Phyllis Bardeau facts for kids
Phyllis Eileen Williams Bardeau (Gayanögwad) (April 2, 1934 – September 1, 2023) was a Seneca (Onödowáʼga:) author, and educator, and lexicographer. She was best known for her work on the Seneca language, including Seneca language dictionaries.
Biography
Bardeau was born on April 2, 1934 on the Allegany Indian Reservation (Ohi:yo’) in Cattaraugus County, New York. She grew up speaking Seneca with her grandmother on a farm in Coldspring, New York. Following her marriage she moved to the Cattaraugus Reservation (Ga’dä:gë́́sgë:ö’)
In 1951, Bardeau began to teach the Seneca language, first to a class of adults, then at the high school in Gowanda, New York.

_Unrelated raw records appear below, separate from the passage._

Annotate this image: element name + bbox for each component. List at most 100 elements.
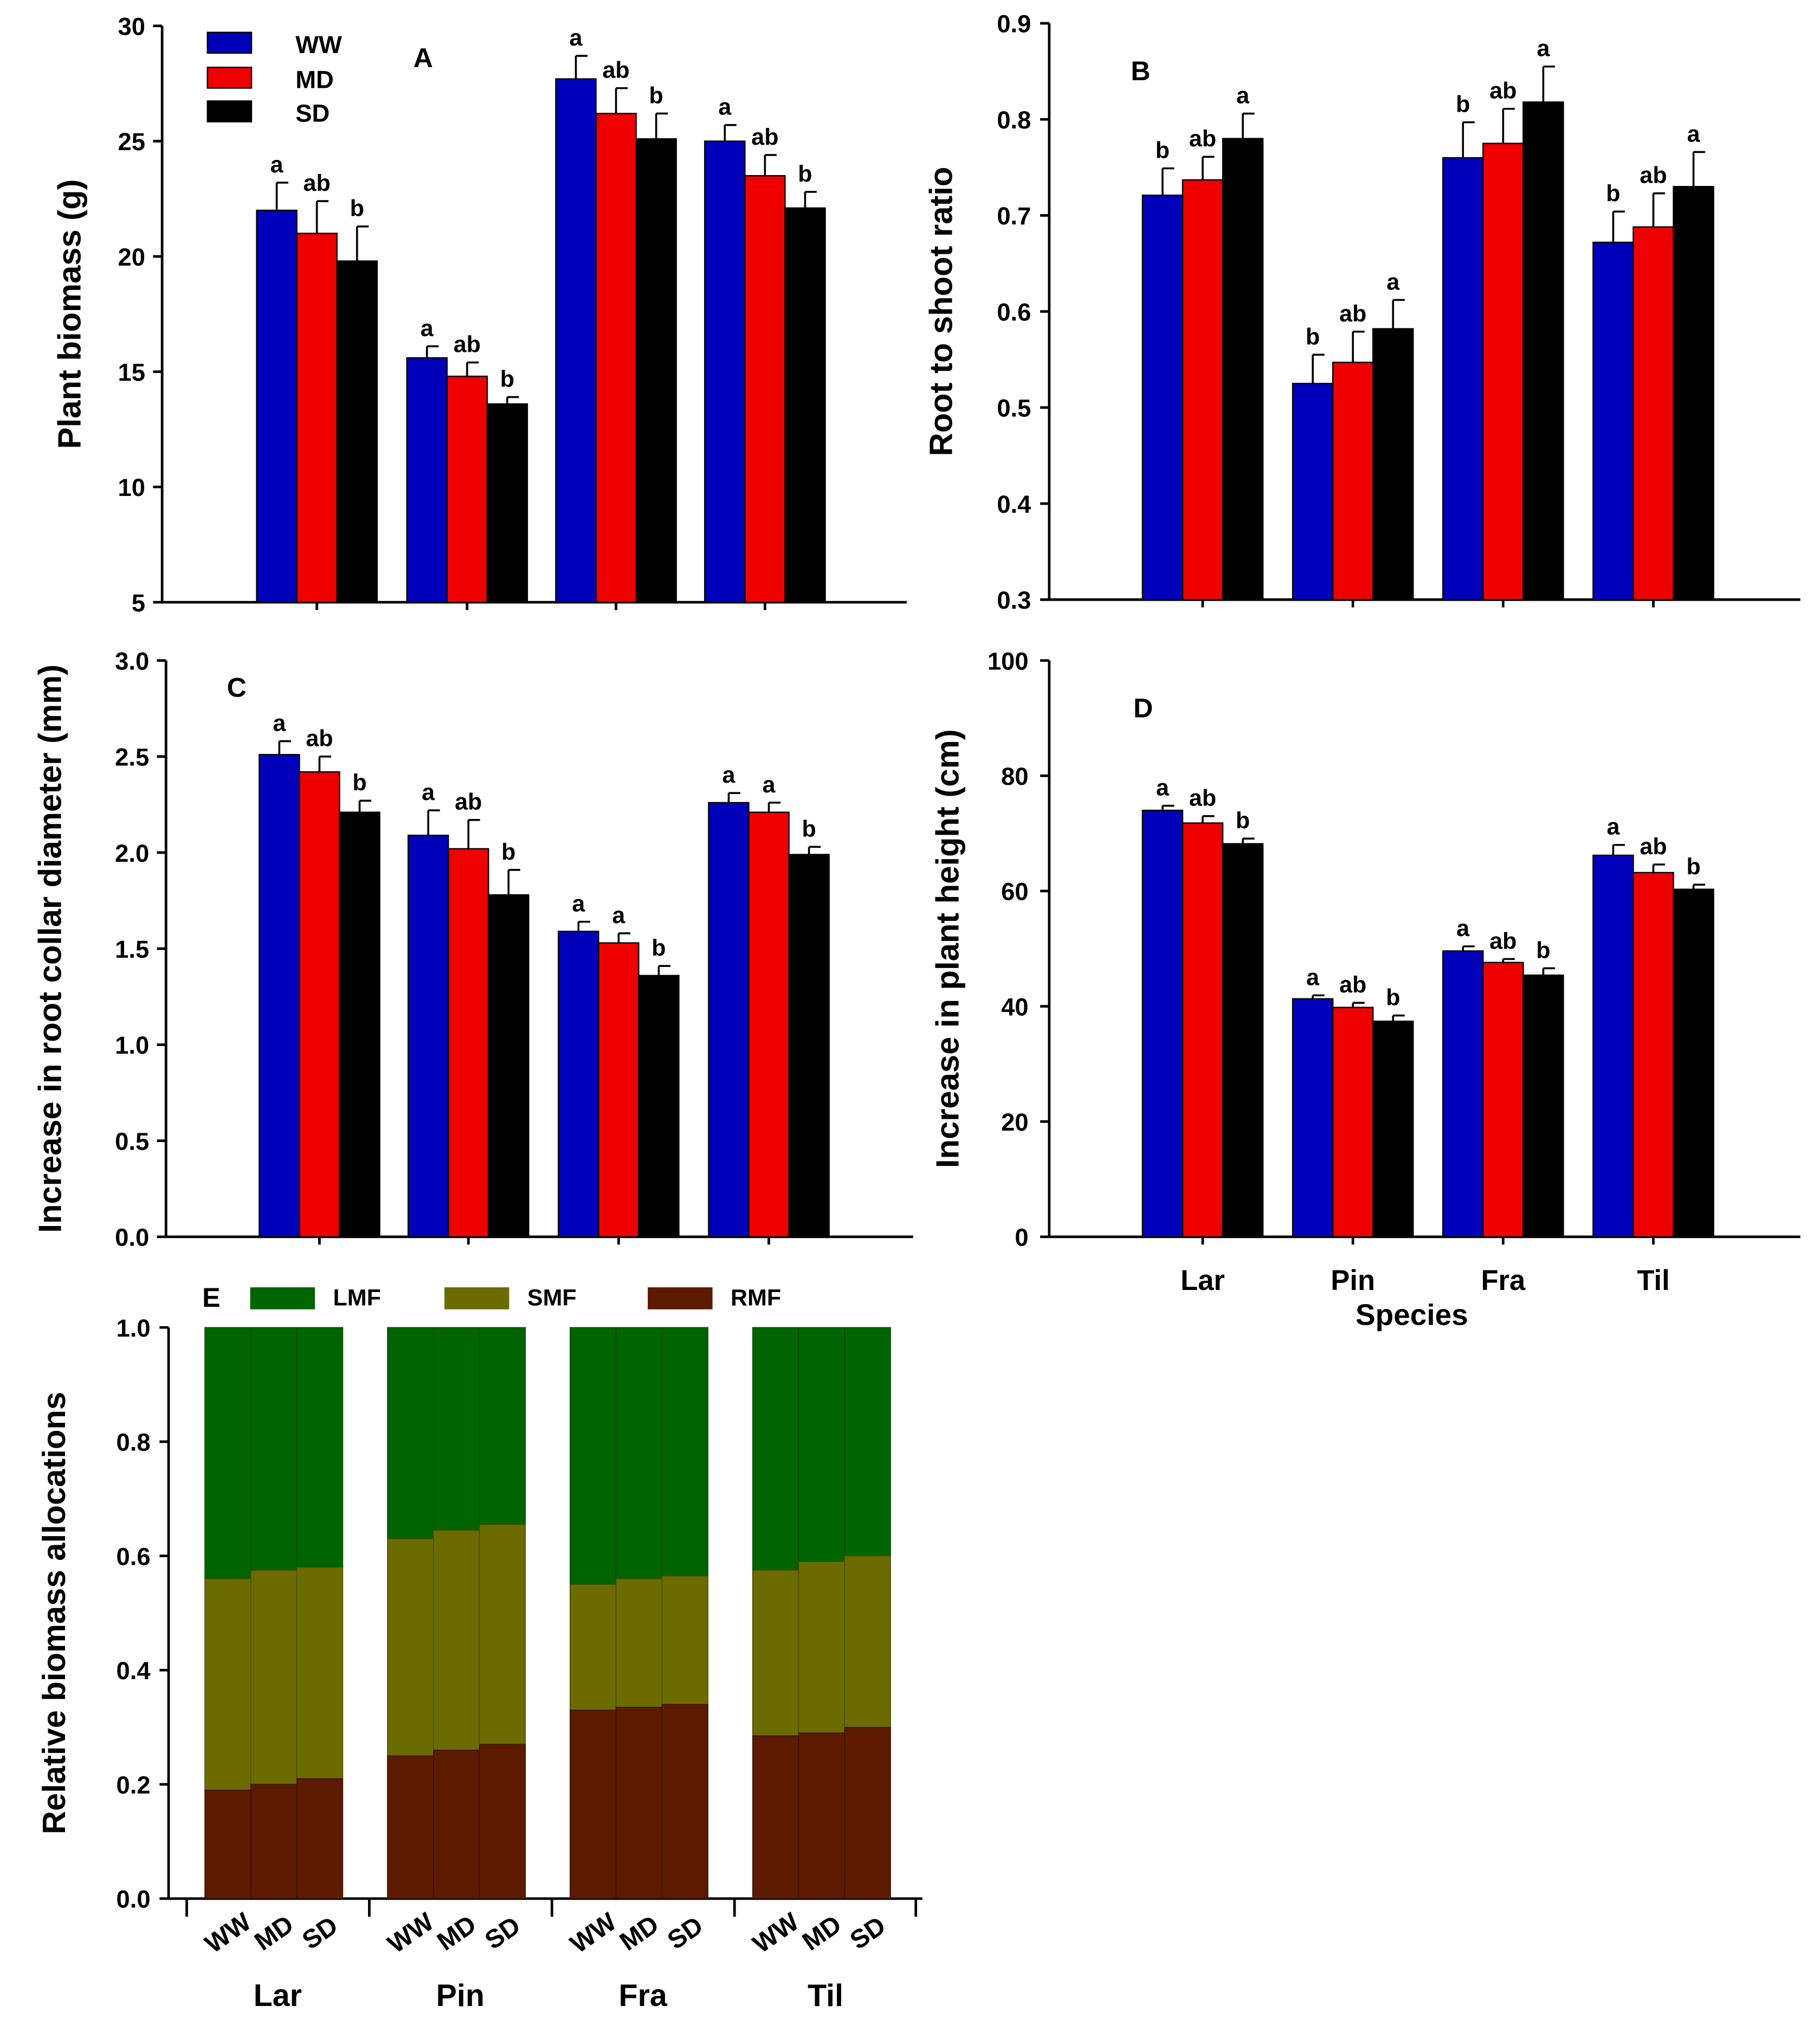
bar-sd-til [1673,186,1714,601]
bar-sd-fra [1522,974,1564,1238]
stack-smf-lar-ww [204,1578,251,1791]
bar-sd-lar [336,260,378,603]
bar-md-fra [1482,962,1524,1238]
stack-smf-til-sd [844,1555,891,1728]
legend-label-sd: SD [295,100,330,127]
x-group-label: Pin [436,1978,485,2013]
bar-md-lar [1182,822,1224,1238]
significance-letter: b [1456,91,1470,117]
significance-letter: ab [1489,928,1516,954]
bar-ww-til [704,140,746,603]
significance-letter: ab [1189,126,1216,152]
y-tick-label: 0.6 [117,1543,151,1570]
bar-ww-pin [1292,998,1334,1238]
y-tick-label: 15 [118,358,145,386]
y-tick-label: 5 [132,589,145,617]
stack-lmf-til-sd [844,1327,891,1557]
y-axis-title: Increase in plant height (cm) [930,729,966,1168]
stack-rmf-lar-md [250,1784,298,1899]
significance-letter: ab [1489,78,1516,104]
bar-ww-pin [407,834,449,1238]
significance-letter: a [572,891,585,917]
bar-md-fra [1482,143,1524,601]
bar-sd-lar [339,811,380,1238]
y-axis-title: Plant biomass (g) [51,179,88,449]
x-axis-title: Species [1356,1298,1468,1331]
bar-sd-fra [638,975,680,1238]
legend-label-smf: SMF [527,1285,577,1311]
y-axis-title: Increase in root collar diameter (mm) [32,665,68,1233]
bar-md-til [1632,226,1674,601]
panel-label: D [1133,693,1153,724]
significance-letter: a [1386,269,1400,295]
legend-label-ww: WW [295,31,342,59]
significance-letter: a [718,94,732,120]
x-category-label: Til [1637,1265,1669,1296]
y-tick-label: 0.2 [117,1771,151,1799]
y-tick-label: 0.5 [997,395,1031,422]
significance-letter: ab [751,124,778,150]
y-tick-label: 0 [1015,1224,1028,1252]
y-tick-label: 80 [1001,763,1028,790]
bar-ww-lar [256,209,298,603]
bar-md-pin [1332,362,1374,601]
bar-ww-pin [406,357,448,603]
bar-sd-pin [486,403,528,603]
significance-letter: a [763,772,776,798]
x-treatment-label: WW [383,1907,440,1959]
y-tick-label: 20 [118,243,145,271]
panel-label: C [227,673,247,703]
bar-ww-fra [558,931,599,1238]
y-tick-label: 1.5 [115,936,149,963]
x-treatment-label: MD [432,1910,481,1957]
legend-swatch-ww [206,31,253,54]
significance-letter: a [421,315,434,341]
significance-letter: a [1456,915,1470,941]
significance-letter: b [649,82,663,108]
stack-smf-pin-sd [479,1524,526,1745]
stack-rmf-pin-ww [387,1755,434,1899]
significance-letter: ab [1189,785,1216,811]
bar-md-fra [598,942,640,1238]
bar-ww-til [1592,241,1634,601]
x-category-label: Pin [1331,1265,1375,1296]
significance-letter: b [1606,180,1620,207]
significance-letter: a [1606,814,1620,840]
legend-swatch-smf [444,1287,509,1309]
stack-lmf-pin-sd [479,1327,526,1525]
panel-b-root-shoot-ratio: 0.3 0.4 0.5 0.6 0.7 0.8 0.9 Root to shoot ratio… [923,10,1800,614]
bar-md-fra [595,113,637,603]
stack-lmf-fra-md [615,1327,663,1579]
y-tick-label: 20 [1001,1108,1028,1136]
stack-rmf-pin-md [433,1750,480,1899]
significance-letter: ab [304,170,331,196]
x-group-label: Lar [254,1978,302,2013]
bar-ww-lar [259,754,300,1238]
y-tick-label: 100 [988,647,1029,675]
y-tick-label: 1.0 [117,1314,151,1342]
x-treatment-label: MD [249,1910,299,1957]
bar-sd-til [784,207,826,603]
bar-ww-lar [1141,195,1184,601]
significance-letter: ab [1339,972,1366,998]
significance-letter: b [1306,324,1320,350]
stack-lmf-lar-ww [204,1327,251,1579]
bar-sd-lar [1222,138,1264,601]
bar-ww-lar [1141,809,1184,1238]
stack-smf-fra-sd [661,1575,708,1705]
legend-label-lmf: LMF [333,1285,381,1311]
significance-letter: b [1386,984,1400,1010]
bar-sd-til [788,854,830,1238]
significance-letter: ab [1640,834,1667,860]
stack-rmf-til-sd [844,1727,891,1899]
stack-lmf-fra-sd [661,1327,708,1577]
significance-letter: ab [455,789,482,815]
bar-md-pin [446,376,488,603]
panel-c-root-collar-diameter: 0.0 0.5 1.0 1.5 2.0 2.5 3.0 Increase in root co… [32,647,913,1252]
legend-label-rmf: RMF [731,1285,781,1311]
y-axis-title: Root to shoot ratio [923,167,959,456]
x-treatment-label: WW [565,1907,622,1959]
significance-letter: b [1236,808,1250,834]
significance-letter: a [273,710,286,736]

She then attended the State University of New York at Buffalo, earning a masters' degree in American Studies in 1994. She served as an instructor there, and developed a syllabus for courses in the Seneca Language, which were offered beginning in 2019.

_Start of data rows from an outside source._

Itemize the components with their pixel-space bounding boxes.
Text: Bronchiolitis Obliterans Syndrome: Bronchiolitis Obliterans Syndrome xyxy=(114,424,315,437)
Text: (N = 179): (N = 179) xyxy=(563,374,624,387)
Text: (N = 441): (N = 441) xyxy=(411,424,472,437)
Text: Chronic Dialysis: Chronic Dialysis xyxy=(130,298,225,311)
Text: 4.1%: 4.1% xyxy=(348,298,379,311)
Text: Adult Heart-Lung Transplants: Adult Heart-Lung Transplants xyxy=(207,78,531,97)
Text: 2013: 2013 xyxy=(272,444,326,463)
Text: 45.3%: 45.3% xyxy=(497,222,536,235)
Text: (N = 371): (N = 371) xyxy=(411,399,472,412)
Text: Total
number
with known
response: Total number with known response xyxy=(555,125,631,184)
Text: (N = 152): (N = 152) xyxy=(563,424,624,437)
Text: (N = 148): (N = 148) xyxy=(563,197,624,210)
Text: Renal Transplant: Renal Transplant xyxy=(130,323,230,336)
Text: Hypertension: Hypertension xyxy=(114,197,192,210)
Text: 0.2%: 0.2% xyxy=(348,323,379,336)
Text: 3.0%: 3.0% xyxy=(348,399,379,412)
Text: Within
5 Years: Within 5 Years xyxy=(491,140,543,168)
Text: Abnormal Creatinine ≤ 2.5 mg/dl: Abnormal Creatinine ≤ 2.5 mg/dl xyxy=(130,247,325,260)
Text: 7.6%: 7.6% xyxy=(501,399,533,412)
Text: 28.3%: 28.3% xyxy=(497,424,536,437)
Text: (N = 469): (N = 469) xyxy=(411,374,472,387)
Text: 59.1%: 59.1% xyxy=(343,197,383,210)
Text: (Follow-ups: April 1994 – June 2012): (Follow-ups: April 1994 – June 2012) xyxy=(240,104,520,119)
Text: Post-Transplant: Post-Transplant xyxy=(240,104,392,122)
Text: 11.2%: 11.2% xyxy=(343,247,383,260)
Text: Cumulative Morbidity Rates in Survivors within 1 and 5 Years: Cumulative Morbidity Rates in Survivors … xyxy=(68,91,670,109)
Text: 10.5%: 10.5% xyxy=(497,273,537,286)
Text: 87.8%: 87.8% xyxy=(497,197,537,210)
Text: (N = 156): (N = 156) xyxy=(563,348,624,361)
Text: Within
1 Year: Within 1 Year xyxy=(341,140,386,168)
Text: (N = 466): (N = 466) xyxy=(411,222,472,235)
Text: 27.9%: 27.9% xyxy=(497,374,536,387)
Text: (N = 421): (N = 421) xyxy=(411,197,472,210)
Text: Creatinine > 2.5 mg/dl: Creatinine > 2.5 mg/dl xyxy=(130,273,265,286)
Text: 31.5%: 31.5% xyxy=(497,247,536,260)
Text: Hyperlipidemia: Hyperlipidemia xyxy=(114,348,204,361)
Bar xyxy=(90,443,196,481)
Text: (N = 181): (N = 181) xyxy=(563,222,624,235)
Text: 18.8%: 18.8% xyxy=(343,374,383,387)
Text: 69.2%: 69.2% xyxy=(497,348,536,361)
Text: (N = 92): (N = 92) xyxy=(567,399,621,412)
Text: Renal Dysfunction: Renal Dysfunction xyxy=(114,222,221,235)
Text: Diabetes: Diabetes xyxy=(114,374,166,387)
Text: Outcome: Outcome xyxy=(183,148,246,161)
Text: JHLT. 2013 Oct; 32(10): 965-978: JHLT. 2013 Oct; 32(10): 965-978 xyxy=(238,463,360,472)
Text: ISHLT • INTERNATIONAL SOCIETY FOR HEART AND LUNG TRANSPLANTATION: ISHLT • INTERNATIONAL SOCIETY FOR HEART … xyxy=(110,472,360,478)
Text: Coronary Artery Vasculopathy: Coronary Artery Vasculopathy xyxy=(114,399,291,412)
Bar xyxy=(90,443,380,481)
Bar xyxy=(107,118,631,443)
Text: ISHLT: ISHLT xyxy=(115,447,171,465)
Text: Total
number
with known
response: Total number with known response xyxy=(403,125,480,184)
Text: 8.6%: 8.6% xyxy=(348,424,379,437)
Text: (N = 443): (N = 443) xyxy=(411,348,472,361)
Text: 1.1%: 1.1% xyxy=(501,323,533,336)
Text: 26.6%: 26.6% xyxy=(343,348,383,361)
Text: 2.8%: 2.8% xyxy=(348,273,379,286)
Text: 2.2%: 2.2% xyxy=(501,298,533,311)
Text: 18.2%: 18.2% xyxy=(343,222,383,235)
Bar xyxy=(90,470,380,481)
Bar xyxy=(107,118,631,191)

She worked on standardizing the Seneca syllabary. She also collaborated with Wallace Chafe on his English–Seneca Dictionary.
In 1990 she returned to the Allegany Reservation, where she now works on writing, research and documentation of the Seneca Language, and providing support for Seneca Language programs there.
Bardeau died on September 1, 2023, at the age of 89.